While preparing to announce the results of a grand jury investigation into the death of 18-year-old Michael Brown, the city of Ferguson did more than just build barricades and increase the number of cops on the street. The city of 21,000 upped its security on the Internet, too.
Some visitors to the city's Web site Tuesday -- which also hosts a page for the Ferguson police department -- were greeted with a note saying "Checking your browser before accessing fergusoncity.com" that briefly delays their access to the city Web site.
The check is aimed at warding off what's known as distributed denial-of-service attacks designed to bring down a Web site. Such attacks, known as DDoS, overwhelm a Web site with traffic, making it more difficult to reach.
Richard Stallman, a software freedom activist, has likened such attacks to a digital embodiment of the sort of street protests seen in Ferguson. "The internet cannot function if websites are frequently blocked by crowds," Stallman recently wrote, "just as a city cannot function if its streets are constantly full [of] protesters."
The city uses security software from San Francisco-based CloudFlare. The security setting currently being used by Ferguson's Web site is known as "I'm Under Attack," said Matthew Prince, CloudFlare's chief executive. The service works by forcing users' Web browsers to solve a math problem while they're attempting to access the relevant Web site. The complexity of the math problem is based on the users' online "reputation," determined by what kind of device is being used to access the site, the location of the user, their past behavior, and the likelihood of them having a legitimate reason for visiting the site in question. The goal of the puzzle, says Prince, is to add enough "friction" to the process that those interested in sending enormous amounts of traffic to a Web site will give up.

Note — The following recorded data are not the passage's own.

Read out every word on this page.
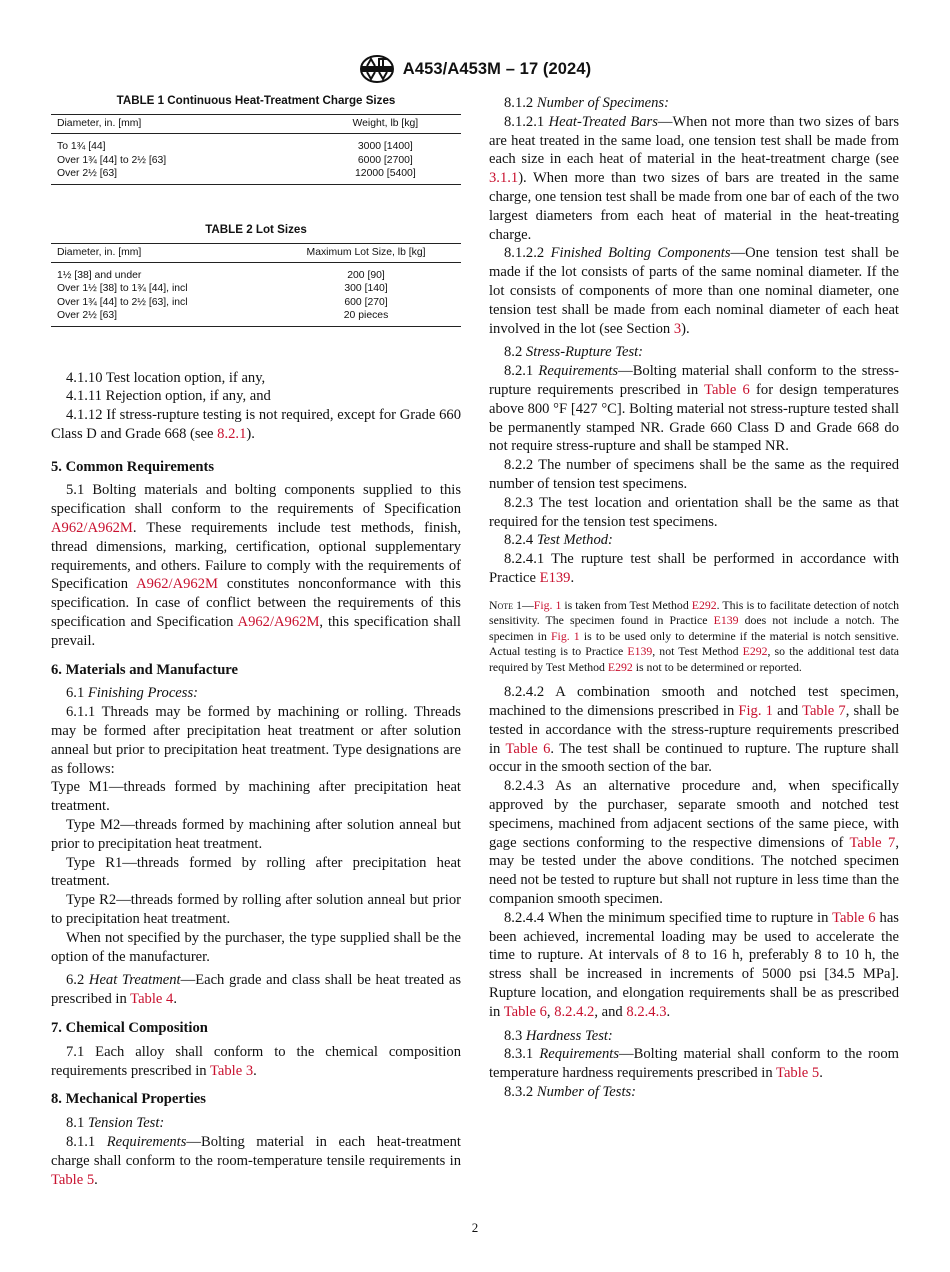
A453/A453M – 17 (2024)
TABLE 1 Continuous Heat-Treatment Charge Sizes
Diameter, in. [mm]	Weight, lb [kg]
To 1¾ [44]	3000 [1400]
Over 1¾ [44] to 2½ [63]	6000 [2700]
Over 2½ [63]	12000 [5400]
TABLE 2 Lot Sizes
Diameter, in. [mm]	Maximum Lot Size, lb [kg]
1½ [38] and under	200 [90]
Over 1½ [38] to 1¾ [44], incl	300 [140]
Over 1¾ [44] to 2½ [63], incl	600 [270]
Over 2½ [63]	20 pieces

4.1.10 Test location option, if any,

4.1.11 Rejection option, if any, and

4.1.12 If stress-rupture testing is not required, except for Grade 660 Class D and Grade 668 (see 8.2.1).

5. Common Requirements

5.1 Bolting materials and bolting components supplied to this specification shall conform to the requirements of Specification A962/A962M. These requirements include test methods, finish, thread dimensions, marking, certification, optional supplementary requirements, and others. Failure to comply with the requirements of Specification A962/A962M constitutes nonconformance with this specification. In case of conflict between the requirements of this specification and Specification A962/A962M, this specification shall prevail.

6. Materials and Manufacture

6.1 Finishing Process:

6.1.1 Threads may be formed by machining or rolling. Threads may be formed after precipitation heat treatment or after solution anneal but prior to precipitation heat treatment. Type designations are as follows:

Type M1—threads formed by machining after precipitation heat treatment.

Type M2—threads formed by machining after solution anneal but prior to precipitation heat treatment.

Type R1—threads formed by rolling after precipitation heat treatment.

Type R2—threads formed by rolling after solution anneal but prior to precipitation heat treatment.

When not specified by the purchaser, the type supplied shall be the option of the manufacturer.

6.2 Heat Treatment—Each grade and class shall be heat treated as prescribed in Table 4.

7. Chemical Composition

7.1 Each alloy shall conform to the chemical composition requirements prescribed in Table 3.

8. Mechanical Properties

8.1 Tension Test:

8.1.1 Requirements—Bolting material in each heat-treatment charge shall conform to the room-temperature tensile requirements in Table 5.

8.1.2 Number of Specimens:

8.1.2.1 Heat-Treated Bars—When not more than two sizes of bars are heat treated in the same load, one tension test shall be made from each size in each heat of material in the heat-treatment charge (see 3.1.1). When more than two sizes of bars are treated in the same charge, one tension test shall be made from one bar of each of the two largest diameters from each heat of material in the heat-treating charge.

8.1.2.2 Finished Bolting Components—One tension test shall be made if the lot consists of parts of the same nominal diameter. If the lot consists of components of more than one nominal diameter, one tension test shall be made from each nominal diameter of each heat involved in the lot (see Section 3).

8.2 Stress-Rupture Test:

8.2.1 Requirements—Bolting material shall conform to the stress-rupture requirements prescribed in Table 6 for design temperatures above 800 °F [427 °C]. Bolting material not stress-rupture tested shall be permanently stamped NR. Grade 660 Class D and Grade 668 do not require stress-rupture and shall be stamped NR.

8.2.2 The number of specimens shall be the same as the required number of tension test specimens.

8.2.3 The test location and orientation shall be the same as that required for the tension test specimens.

8.2.4 Test Method:

8.2.4.1 The rupture test shall be performed in accordance with Practice E139.

Note 1—Fig. 1 is taken from Test Method E292. This is to facilitate detection of notch sensitivity. The specimen found in Practice E139 does not include a notch. The specimen in Fig. 1 is to be used only to determine if the material is notch sensitive. Actual testing is to Practice E139, not Test Method E292, so the additional test data required by Test Method E292 is not to be determined or reported.

8.2.4.2 A combination smooth and notched test specimen, machined to the dimensions prescribed in Fig. 1 and Table 7, shall be tested in accordance with the stress-rupture requirements prescribed in Table 6. The test shall be continued to rupture. The rupture shall occur in the smooth section of the bar.

8.2.4.3 As an alternative procedure and, when specifically approved by the purchaser, separate smooth and notched test specimens, machined from adjacent sections of the same piece, with gage sections conforming to the respective dimensions of Table 7, may be tested under the above conditions. The notched specimen need not be tested to rupture but shall not rupture in less time than the companion smooth specimen.

8.2.4.4 When the minimum specified time to rupture in Table 6 has been achieved, incremental loading may be used to accelerate the time to rupture. At intervals of 8 to 16 h, preferably 8 to 10 h, the stress shall be increased in increments of 5000 psi [34.5 MPa]. Rupture location, and elongation requirements shall be as prescribed in Table 6, 8.2.4.2, and 8.2.4.3.

8.3 Hardness Test:

8.3.1 Requirements—Bolting material shall conform to the room temperature hardness requirements prescribed in Table 5.

8.3.2 Number of Tests:

2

Such online denial-of-service attacks are a favorite tactic of the hacker collective Anonymous, which (unsuccessfully) attempted to unmask the police officer involved in the shooting death of Michael Brown. In the past, Anonymous has attacked the online properties of MasterCard, Amazon, and the Church of Scientology to punish them for various misdeeds. In those cases, access to those sites was slowed significantly.
It's unclear exactly when Ferguson added the DDoS protection to its Web site. A call to the city's Web site vendor was not returned and the city of Ferguson's general voicemail box was full.
But the added security is a sign of a town (or, likely, its digital consultants) recognizing that in 2014, being in the news makes it vulnerable online as well as off.